Die Fans der drei großen Istanbuler Fußballklubs

Galatasaray,

Fenerbahce und

Besiktas

sind üblicherweise total miteinander verfeindet (Deniz Yücel, taz 10.9.14; Christiane Schlötzer, SZ 22.9.14). Nur einmal kam es zu einer historischen Verbrüderung. 2013 auf dem Taksim-Platz. Die Fans solidarisierten sich mit den Demonstranten und riefen

„Überall ist Taksim, überall ist Widerstand.“

Die Klubs sind nach Stadtteilen benannt. Ihre Fans nennen sich teilweise selbst „Ultras“. Im „linken“ Stadtteil Besiktas ist der politisch aktivste Fanclub „Carsi“ zu Hause. „Carsi“ hat sich gegen den Bau eines Atomkraftwerks am Schwarzen Meer engagiert, gegen den Abriss eines historischen Theaters in Istanbul protestiert und sich mit den Familien der Bergleute von Soma solidarisiert, wo 301 Menschen im letzten Jahr bei einem Grubenunglück starben.
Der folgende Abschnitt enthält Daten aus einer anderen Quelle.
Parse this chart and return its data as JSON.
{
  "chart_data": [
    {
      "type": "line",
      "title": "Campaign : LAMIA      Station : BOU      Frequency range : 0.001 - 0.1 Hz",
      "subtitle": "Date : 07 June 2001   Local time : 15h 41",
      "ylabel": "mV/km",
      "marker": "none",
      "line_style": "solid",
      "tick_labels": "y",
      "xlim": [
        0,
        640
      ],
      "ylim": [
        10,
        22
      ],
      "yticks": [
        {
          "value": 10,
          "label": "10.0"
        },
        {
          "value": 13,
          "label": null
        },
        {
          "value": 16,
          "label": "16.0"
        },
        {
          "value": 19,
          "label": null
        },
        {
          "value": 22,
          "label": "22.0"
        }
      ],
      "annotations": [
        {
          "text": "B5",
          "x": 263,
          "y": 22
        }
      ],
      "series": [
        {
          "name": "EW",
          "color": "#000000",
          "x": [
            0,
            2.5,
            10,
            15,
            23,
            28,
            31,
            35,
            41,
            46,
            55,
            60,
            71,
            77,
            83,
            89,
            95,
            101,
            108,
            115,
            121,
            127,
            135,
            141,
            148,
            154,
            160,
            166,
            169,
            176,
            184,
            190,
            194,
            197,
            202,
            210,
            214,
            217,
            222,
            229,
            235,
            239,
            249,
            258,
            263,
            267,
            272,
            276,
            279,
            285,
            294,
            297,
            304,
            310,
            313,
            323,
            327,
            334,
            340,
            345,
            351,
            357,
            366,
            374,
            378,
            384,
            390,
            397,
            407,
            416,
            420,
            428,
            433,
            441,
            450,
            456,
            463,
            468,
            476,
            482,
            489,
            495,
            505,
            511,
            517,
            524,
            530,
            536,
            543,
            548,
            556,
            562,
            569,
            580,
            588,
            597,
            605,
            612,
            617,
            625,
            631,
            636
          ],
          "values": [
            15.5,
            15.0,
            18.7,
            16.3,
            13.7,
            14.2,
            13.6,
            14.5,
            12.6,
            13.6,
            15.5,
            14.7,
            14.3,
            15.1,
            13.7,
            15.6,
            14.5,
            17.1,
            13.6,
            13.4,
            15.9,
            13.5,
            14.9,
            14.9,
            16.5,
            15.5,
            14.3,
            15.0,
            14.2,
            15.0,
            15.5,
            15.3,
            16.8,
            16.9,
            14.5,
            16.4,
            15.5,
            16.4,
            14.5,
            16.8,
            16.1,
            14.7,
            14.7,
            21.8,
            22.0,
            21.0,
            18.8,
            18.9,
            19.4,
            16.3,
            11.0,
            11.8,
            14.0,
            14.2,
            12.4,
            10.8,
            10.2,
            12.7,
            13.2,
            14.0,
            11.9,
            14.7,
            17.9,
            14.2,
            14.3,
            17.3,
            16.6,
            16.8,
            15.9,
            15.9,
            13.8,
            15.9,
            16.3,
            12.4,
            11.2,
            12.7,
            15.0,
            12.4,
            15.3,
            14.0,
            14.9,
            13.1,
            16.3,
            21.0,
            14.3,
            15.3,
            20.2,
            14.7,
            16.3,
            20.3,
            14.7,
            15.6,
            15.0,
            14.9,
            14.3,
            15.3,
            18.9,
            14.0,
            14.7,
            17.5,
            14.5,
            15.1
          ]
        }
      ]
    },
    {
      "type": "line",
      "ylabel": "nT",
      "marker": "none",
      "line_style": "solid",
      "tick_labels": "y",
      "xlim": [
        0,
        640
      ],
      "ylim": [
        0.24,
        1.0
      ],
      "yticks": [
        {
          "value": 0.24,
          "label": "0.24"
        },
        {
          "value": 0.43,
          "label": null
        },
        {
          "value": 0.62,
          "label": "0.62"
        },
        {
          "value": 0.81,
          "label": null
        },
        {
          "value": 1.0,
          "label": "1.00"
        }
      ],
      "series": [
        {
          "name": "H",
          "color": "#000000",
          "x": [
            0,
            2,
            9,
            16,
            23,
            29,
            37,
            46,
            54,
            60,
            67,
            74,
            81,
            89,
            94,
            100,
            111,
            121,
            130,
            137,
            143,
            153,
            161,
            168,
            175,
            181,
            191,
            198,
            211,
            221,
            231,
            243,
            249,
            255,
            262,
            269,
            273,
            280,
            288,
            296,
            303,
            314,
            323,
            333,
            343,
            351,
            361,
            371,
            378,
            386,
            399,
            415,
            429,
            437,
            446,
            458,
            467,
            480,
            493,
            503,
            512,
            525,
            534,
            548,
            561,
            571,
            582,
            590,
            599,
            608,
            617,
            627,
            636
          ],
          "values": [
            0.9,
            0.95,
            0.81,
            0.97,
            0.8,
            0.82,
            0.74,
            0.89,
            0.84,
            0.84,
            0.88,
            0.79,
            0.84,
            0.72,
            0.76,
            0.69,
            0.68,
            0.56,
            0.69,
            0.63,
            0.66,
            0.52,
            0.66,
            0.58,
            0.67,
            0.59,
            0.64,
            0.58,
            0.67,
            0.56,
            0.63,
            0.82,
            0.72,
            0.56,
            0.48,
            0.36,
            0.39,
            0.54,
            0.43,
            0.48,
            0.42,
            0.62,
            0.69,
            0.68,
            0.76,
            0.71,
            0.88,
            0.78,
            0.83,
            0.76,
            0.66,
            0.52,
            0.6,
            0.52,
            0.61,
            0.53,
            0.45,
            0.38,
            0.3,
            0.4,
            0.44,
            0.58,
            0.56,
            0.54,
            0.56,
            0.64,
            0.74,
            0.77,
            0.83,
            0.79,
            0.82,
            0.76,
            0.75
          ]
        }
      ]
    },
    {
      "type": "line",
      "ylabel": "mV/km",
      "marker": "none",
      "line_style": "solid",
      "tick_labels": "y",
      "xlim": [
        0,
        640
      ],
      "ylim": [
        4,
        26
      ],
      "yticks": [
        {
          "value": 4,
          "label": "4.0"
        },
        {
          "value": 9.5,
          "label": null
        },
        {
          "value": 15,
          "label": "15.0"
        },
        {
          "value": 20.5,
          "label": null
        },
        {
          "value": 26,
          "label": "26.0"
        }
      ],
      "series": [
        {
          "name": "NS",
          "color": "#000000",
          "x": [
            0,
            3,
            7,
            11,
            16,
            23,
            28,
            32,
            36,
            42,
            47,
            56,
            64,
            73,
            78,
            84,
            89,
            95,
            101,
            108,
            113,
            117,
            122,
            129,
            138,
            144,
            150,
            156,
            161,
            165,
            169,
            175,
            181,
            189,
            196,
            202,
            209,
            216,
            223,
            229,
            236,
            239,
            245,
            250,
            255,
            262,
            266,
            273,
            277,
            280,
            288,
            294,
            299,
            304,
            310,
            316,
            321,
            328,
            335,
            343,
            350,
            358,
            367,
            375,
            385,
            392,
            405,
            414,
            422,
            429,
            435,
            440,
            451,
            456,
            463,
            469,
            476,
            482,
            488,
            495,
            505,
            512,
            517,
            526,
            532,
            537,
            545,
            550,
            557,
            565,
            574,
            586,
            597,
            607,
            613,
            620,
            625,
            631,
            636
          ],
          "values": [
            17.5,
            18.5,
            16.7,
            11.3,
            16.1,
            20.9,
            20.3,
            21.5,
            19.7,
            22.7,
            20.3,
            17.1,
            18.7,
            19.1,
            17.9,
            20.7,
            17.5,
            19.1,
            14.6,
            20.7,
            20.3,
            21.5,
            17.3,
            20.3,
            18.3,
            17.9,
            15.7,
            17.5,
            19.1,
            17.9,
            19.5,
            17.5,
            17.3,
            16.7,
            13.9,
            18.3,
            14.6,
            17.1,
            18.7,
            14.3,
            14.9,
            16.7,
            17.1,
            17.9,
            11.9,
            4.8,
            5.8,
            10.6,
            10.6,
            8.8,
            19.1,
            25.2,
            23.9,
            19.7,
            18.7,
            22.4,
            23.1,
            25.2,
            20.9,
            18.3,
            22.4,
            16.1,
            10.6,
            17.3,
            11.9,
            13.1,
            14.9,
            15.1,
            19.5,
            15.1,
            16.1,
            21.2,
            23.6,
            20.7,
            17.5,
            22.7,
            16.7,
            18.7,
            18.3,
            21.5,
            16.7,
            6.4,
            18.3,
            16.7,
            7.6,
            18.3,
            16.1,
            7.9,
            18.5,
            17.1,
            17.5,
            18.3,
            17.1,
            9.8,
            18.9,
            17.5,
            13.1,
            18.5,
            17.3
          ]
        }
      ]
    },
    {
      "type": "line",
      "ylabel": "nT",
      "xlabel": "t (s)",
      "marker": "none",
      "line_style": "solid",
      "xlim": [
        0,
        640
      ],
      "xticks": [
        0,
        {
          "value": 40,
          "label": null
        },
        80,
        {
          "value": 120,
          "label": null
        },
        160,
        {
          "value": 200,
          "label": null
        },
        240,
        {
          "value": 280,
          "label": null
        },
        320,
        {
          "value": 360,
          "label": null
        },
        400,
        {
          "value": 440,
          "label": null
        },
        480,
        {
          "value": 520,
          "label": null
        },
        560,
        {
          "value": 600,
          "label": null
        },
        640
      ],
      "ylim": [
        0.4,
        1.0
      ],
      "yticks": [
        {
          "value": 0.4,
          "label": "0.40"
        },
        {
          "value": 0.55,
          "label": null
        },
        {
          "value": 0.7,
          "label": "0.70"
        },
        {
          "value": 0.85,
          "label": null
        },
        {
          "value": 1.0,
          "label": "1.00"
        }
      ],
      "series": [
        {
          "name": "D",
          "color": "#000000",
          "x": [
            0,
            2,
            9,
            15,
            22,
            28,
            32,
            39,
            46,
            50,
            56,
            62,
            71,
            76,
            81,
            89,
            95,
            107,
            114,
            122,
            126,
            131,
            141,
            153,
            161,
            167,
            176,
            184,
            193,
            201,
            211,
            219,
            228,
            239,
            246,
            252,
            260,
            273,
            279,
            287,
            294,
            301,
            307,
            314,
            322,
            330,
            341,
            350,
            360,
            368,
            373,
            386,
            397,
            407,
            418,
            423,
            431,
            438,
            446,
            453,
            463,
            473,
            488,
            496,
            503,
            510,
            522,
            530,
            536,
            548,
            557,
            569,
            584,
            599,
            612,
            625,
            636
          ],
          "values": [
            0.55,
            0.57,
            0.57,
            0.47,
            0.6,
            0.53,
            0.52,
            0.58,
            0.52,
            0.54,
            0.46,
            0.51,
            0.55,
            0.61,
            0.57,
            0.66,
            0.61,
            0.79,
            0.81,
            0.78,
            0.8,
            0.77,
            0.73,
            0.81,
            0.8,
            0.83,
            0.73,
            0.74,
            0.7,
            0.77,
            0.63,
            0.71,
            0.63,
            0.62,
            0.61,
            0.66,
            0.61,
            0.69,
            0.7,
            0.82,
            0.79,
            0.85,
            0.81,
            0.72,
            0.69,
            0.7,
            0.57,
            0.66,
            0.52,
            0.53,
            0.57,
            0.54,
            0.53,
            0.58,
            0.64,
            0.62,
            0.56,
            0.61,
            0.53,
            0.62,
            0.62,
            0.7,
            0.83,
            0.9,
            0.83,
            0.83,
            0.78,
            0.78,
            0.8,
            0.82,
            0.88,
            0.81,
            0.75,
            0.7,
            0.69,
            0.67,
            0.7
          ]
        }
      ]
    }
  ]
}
Nun sind im System Erdogan „Carsi“-Mitglieder angeklagt, sie hätten die Regierung stürzen wollen. Zwei Ultras droht eine lebenslängliche Strafe. „Natürlich wollten wir, dass die Regierung zurücktritt“, sagt einer von ihnen. „Das war eine Reaktion auf das Verhalten des Staates: Die Brutalität, mit der die Polizei gegen die jungen Leute im Gezi-Park vorgegangen ist, hat uns und Millionen andere auf die Straße getrieben. Aber wir sind Fußballfans, wie sollten wir putschen können.“

Insgesamt sind 35 Fußballfans von der Staatsanwaltschaft angeklagt. Auf die Urteile dürfen wir gespannt sein.